Similar way, put $x=1$, we get
$f\left(1\right)=1^3-23\left(1^2\right)+142\left(1\right)-120$
$=1-23+142-120$
$=143-143$
$=0$
So, $x=1$ is a root of the given polynomial.
$⟹(x-1)$ is factor of the given polynomial.

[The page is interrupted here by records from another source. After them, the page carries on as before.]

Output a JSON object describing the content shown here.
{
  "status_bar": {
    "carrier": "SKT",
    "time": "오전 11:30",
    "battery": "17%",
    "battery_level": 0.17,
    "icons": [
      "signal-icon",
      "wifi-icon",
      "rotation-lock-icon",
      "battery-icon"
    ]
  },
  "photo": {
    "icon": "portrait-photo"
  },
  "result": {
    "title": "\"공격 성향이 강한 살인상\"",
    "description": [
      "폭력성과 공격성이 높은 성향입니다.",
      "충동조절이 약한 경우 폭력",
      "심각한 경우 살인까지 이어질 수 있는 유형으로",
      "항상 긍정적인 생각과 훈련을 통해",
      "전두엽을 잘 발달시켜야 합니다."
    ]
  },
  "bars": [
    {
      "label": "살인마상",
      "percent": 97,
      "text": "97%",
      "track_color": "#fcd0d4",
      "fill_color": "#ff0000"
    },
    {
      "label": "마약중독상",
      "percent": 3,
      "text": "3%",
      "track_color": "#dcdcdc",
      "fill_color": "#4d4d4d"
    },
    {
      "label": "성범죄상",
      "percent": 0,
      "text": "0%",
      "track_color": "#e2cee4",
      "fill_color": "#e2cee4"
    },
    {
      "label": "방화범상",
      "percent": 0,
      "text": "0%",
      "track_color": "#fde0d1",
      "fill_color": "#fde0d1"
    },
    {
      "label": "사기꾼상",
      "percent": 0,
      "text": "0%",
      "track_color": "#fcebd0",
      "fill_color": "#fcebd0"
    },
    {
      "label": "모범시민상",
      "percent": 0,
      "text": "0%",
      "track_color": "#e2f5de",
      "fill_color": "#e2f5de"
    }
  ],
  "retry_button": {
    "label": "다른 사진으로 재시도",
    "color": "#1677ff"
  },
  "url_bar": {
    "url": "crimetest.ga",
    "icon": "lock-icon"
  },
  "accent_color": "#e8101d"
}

To find the other factors, apply long division method :
$x^2-22x+120x-1)\overline{x^3-23x^2+142x-120}{x}^3-x^2(-)-+\_\_\_\_\_\_\_\_\_\_\_\_\_\_\_\_\_\_\_\_\_\_\_\_\_\_\_\_\_\_\_\_\_\_-22x^2+142x-12022x^2+22x(-)--\_\_\_\_\_\_\_\_\_\_\_\_\_\_\_\_\_\_\_\_\_\_\_\_\_\_\_\_\_\_\_\_\_\_120x-120120x-120(-)-+\_\_\_\_\_\_\_\_\_\_\_\_\_\_\_\_\_\_\_\_\_\_\_\_\_\_\_\_\_\_\_\_\_\_\_0$

Therefore, $x^2-22x+120$ is also a factor of polynomial f(x).
Now, factorize $x^2-22x+120$ as follow:
$x^2-22x+120=x^2-12x-10x+120$
$=x(x-12)-10(x-12)$
$\therefore x^2-22x+120=(x-12)(x-10)$

Hence, $(x-1)(x-12)(x-10)$ are the factors of given polynomial f(x).